NiedersachsenDigitales Verkehrsmanagement
Niedersachsen macht bei der digitalen Verkehrssteuerung einen Schritt nach vorn. Das berichtet jetzt das Ministerium für Wirtschaft, Arbeit, Verkehr und Digitalisierung. Mit der Navigationstechnologie NUNAV lässt sich demnach der Verkehr auf den Straßen im Land vom PC aus managen. Entwickelt wurde die Lösung vom Technologieunternehmen Graphmasters. Mithilfe der NUNAV-App können die Verkehrsmanager die „Verkehrslage in Echtzeit“ und neuer Qualität verfolgen, am PC die besten Routen entwickeln und diese den Autofahrern per App zur Verfügung stellen. Damit werde die vorhandene Verkehrsinfrastruktur optimal ausgelastet und die Sicherheit auf den Straßen erhöht.

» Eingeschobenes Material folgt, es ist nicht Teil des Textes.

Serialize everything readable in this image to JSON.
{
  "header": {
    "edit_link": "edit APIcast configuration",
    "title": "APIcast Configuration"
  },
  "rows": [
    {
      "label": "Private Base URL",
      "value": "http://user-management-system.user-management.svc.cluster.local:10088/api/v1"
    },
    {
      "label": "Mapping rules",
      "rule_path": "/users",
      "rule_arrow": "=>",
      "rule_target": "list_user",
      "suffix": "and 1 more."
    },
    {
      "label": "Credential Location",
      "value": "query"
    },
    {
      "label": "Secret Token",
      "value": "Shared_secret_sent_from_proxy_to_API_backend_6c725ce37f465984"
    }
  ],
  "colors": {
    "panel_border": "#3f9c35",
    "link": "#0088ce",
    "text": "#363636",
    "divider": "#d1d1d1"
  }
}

Selbst starker Anfahrtsverkehr ließe sich so steuern. Chaos auf Straßen oder Parkplätzen könne vermieden werden. Dadurch leiden die Fahrer weniger unter Staus und Stress, die Umwelt weniger unter Feinstaub und Abgasen, erklärt Verkehrsminister Bernd Althusmann. Niedersachsen sei das erste Bundesland, das „die Verkehrsteilnehmenden mittels einer Navigationssoftware direkt, individuell und in Echtzeit zum Ziel bringen kann“, so Althusmann.
Gemeinsame Entwicklung mit dem Land
Das System ist vom Land gemeinsam mit Graphmasters entwickelt worden, berichtet Graphmasters-COO Sebastian Heise. Bereits vorliegende, etwa über Messschleifen gewonnene Verkehrsdaten fließen ein und werden mit Echtzeit-Verkehrsdaten, so genannten Floating Car Data (FCD), verschmolzen. Mit der datensicheren NUNAV-Navigations-App habe das Land ein Werkzeug, mit dem der Verkehr nun individuell gesteuert werden könne. Während andere Navigationssysteme alle Fahrzeuge zunächst über dieselbe Alternativroute schicken, könne mit NUNAV jedes Fahrzeug bei Bedarf eine eigene Route bekommen. Die App ist mit der Homepage der Verkehrsmanagementzentrale gekoppelt. Diese lieferte bisher schon Verkehrsinformationen und geht nun zusätzlich in einer umfassend modernisierten Fassung online – erstmals mit Echtzeitdaten zur Verkehrslage mit einer Pre-Routing-Funktion.